Recorded by Dave Hanbury at House of Jam Recording in Beltsville, Maryland, the 12 original songs on Blue Skies Calling were first released in October 2010 as digital downloads. Now available as a CD on Wells’ independent label, Marcel Marsupial, the only consistency in the dozen tracks is Wells’ guitar work and occasional baritone vocals. While touted as a showcase for his slide, electric, and acoustic virtuosity, this release also demonstrates that Wells can be generous sharing the stage with players who can make the most of his varied musical settings.

For example, the jazzy instrumental opener, “Mr. Coluzzi,” is a soulful groove riding as much on the sax work of Bill Watson and trumpeter Brad Clements as the restrained guitar leads. Watson is an indispensable presence on other tracks as well, including “Bring it Back,” which sounds like what the Allman Brothers might have done with a sax man in their line-up. “Marcell Marsupial” almost evokes the musicianship of The Doors, a moody, ethereal instrumental with tight guitar/sax interplay. Likewise, “Love in Vain” is jazzy blues featuring guitar, saxophone, and soaring bass lines from bassist John Prevetti.

But Wells’ spectrum also features hard driving blues rock, as in “World Weary and Blue” and “Broke Down,” where the guitar lines are a bit reminiscent of Roy Buchanan. Then, Rickie Simpkins (violin and mandolin) adds country flavor to “Blue Skies Calling.” “Devil’s Backbone Blues” is just that, straight-up bottleneck blues. The rest of the album contains instrumental jams like “Tova,” “Tin Winter,” and “Traveller,” where Becky Taylor’s banjo helps add a streak of bluegrass to the proceedings.
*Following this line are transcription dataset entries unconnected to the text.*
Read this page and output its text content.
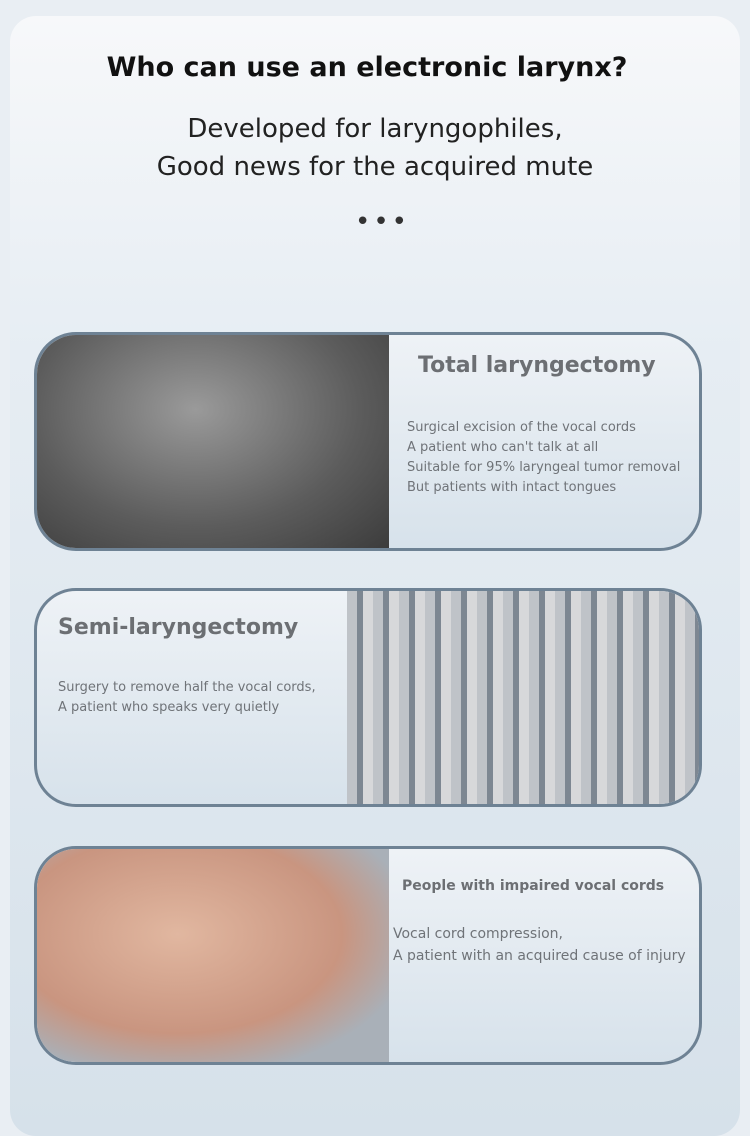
Who can use an electronic larynx?
Developed for laryngophiles,
Good news for the acquired mute
•••
Total laryngectomy
Surgical excision of the vocal cords
A patient who can't talk at all
Suitable for 95% laryngeal tumor removal
But patients with intact tongues
Semi-laryngectomy
Surgery to remove half the vocal cords,
A patient who speaks very quietly
People with impaired vocal cords
Vocal cord compression,
A patient with an acquired cause of injury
A special bonus on the new CD is a CD-ROM featuring a one-hour guitar lesson given to Wells by his mentor, Danny Gatton, recorded in the late ‘70s in Gatton’s living room before his death. This feature is for guitar players only. For the rest of us, the album is an interesting debut with nice touches on a batch of tracks where some hot folks lay down some hot licks. It’s not a break-out collection that will put Wells on the musical map, but it includes all the ingredients I hope to hear in a new recipe down the road.